Justice Not Crisis
- Founded: 2008 Birmingham, England
- Type: Non-governmental organization
- Focus: Social housing, Homelessness, Environmentalism, peace, utopia
- Location: Birmingham, England;
- Region served: Worldwide
- Method: Direct action, lobbying, research, innovation
- Key people: Petroski Zion, Executive Director Lee Moore, Secretary
- Revenue: €-42 (2009)
- Website: JusticeNotCrisis.com

= Justice Not Crisis =

English non-governmental organization

Justice Not Crisis is a direct action pressure group campaigning for more social housing in Birmingham, England.

==History==
Justice Not Crisis was founded in 2008 by Lee Moore and Steve Austin. Their first action was the John Lines Homeless Village, a tent city built on disused land owned by the Birmingham City Council.
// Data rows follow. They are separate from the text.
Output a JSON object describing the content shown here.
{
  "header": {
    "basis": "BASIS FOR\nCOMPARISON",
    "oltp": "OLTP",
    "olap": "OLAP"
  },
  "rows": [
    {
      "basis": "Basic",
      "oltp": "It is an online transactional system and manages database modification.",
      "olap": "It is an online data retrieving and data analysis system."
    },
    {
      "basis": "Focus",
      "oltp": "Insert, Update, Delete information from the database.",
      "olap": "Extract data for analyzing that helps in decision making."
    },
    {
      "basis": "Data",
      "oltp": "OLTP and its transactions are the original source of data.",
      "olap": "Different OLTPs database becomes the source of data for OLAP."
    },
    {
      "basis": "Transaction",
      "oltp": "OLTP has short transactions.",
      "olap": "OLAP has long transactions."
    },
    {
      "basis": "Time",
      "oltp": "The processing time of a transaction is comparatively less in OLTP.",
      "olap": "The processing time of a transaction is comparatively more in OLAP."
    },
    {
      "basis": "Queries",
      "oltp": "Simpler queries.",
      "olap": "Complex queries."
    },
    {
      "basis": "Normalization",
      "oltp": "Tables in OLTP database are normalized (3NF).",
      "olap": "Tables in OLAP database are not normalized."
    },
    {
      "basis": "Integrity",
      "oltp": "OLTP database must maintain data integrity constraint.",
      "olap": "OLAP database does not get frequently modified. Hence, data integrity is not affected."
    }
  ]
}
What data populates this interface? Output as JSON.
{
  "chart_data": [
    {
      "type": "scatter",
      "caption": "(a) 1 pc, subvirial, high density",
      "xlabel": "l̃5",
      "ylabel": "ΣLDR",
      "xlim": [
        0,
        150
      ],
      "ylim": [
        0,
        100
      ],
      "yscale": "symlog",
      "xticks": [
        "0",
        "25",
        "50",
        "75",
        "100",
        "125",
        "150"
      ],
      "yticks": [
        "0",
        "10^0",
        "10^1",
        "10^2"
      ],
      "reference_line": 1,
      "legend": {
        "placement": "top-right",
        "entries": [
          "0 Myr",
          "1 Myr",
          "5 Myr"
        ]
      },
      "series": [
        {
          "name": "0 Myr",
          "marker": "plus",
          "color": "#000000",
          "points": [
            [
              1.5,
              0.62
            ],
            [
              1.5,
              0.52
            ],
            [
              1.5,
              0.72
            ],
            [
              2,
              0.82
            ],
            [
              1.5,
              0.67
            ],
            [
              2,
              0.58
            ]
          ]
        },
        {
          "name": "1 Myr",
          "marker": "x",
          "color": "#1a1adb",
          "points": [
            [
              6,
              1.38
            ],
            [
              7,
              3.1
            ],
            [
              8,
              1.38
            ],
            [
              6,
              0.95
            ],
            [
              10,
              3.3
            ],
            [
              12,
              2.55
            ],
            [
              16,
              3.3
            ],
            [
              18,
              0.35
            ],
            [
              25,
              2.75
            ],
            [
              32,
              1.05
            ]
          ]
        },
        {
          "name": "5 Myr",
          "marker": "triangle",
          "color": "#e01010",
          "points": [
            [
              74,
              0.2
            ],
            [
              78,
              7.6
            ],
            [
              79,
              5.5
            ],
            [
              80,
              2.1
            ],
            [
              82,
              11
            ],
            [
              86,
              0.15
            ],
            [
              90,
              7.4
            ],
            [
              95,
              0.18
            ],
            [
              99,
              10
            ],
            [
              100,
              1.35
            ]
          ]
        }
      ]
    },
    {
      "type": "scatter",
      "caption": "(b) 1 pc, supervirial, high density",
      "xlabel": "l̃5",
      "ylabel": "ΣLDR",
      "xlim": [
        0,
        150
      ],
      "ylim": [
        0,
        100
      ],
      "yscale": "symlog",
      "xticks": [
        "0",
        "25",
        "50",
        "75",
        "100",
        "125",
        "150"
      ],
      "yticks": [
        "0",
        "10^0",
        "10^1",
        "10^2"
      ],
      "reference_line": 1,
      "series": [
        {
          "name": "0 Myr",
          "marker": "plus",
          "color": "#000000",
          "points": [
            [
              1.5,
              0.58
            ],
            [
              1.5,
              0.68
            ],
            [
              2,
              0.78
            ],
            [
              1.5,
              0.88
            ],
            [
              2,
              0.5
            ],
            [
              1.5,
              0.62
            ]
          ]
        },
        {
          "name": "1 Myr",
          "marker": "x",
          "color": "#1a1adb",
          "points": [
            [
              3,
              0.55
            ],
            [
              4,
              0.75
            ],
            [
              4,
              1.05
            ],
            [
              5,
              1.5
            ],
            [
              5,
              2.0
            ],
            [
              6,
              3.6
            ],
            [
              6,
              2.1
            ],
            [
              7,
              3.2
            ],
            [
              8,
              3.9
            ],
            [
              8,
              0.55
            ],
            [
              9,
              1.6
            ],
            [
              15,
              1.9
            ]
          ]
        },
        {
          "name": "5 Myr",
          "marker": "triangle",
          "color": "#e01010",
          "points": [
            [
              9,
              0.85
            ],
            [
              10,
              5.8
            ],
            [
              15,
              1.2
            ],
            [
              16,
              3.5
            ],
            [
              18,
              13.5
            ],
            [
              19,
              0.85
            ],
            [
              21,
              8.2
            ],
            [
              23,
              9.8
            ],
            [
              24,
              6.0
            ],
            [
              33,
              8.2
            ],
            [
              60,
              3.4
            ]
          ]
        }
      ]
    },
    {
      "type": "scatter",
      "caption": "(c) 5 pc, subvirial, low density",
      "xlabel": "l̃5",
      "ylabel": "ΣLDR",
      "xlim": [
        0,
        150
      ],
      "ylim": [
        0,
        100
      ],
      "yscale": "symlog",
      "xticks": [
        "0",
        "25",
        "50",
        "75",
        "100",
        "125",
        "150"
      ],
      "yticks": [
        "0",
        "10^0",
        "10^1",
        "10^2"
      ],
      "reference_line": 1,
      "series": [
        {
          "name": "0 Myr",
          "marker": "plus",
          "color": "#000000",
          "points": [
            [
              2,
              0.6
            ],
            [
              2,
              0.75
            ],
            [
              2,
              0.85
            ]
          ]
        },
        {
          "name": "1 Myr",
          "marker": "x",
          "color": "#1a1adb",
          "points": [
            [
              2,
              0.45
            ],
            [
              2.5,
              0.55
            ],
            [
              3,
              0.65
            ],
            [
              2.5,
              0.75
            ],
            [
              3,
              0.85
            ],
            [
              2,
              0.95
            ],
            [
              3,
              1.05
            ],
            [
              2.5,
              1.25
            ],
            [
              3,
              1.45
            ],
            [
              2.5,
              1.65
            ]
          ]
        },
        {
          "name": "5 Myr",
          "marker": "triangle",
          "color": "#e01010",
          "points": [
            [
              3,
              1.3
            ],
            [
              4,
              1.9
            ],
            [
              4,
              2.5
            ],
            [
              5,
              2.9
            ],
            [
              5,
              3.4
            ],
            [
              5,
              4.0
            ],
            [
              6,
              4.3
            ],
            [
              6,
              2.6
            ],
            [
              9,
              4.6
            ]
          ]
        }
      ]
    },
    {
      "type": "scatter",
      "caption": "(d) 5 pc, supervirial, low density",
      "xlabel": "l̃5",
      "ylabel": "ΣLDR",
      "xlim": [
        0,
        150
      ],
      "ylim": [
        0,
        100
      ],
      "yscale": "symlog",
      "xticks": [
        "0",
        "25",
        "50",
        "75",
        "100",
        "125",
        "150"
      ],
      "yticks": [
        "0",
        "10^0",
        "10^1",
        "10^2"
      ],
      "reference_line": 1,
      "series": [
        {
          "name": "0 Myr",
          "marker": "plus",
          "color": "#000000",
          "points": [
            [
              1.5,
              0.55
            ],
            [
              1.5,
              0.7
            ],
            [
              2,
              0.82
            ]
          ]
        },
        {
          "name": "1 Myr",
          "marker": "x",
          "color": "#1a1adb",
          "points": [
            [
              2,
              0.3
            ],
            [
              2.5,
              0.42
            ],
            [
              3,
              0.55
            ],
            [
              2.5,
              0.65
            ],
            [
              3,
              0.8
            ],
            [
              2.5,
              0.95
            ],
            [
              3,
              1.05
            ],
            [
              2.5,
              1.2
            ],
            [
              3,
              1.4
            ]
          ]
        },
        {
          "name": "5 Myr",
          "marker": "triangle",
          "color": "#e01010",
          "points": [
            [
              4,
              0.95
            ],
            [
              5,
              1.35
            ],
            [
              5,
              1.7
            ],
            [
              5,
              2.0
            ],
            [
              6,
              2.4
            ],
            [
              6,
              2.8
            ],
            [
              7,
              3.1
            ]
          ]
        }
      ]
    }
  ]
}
The original plan was to occupy the land for 2 days in order to draw attention to the fact that Birmingham city council refused to sell the land to housing associations wishing to build social housing. When they were evicted, the protesters moved down the road to a second site.

Since then they have squatted a number of different buildings and areas, including the Firebird pub in Edgbaston (2008), Beechwood Hotel on Bristol Road (2009) and homes and land owned by Warwickshire County Cricket Club (2009).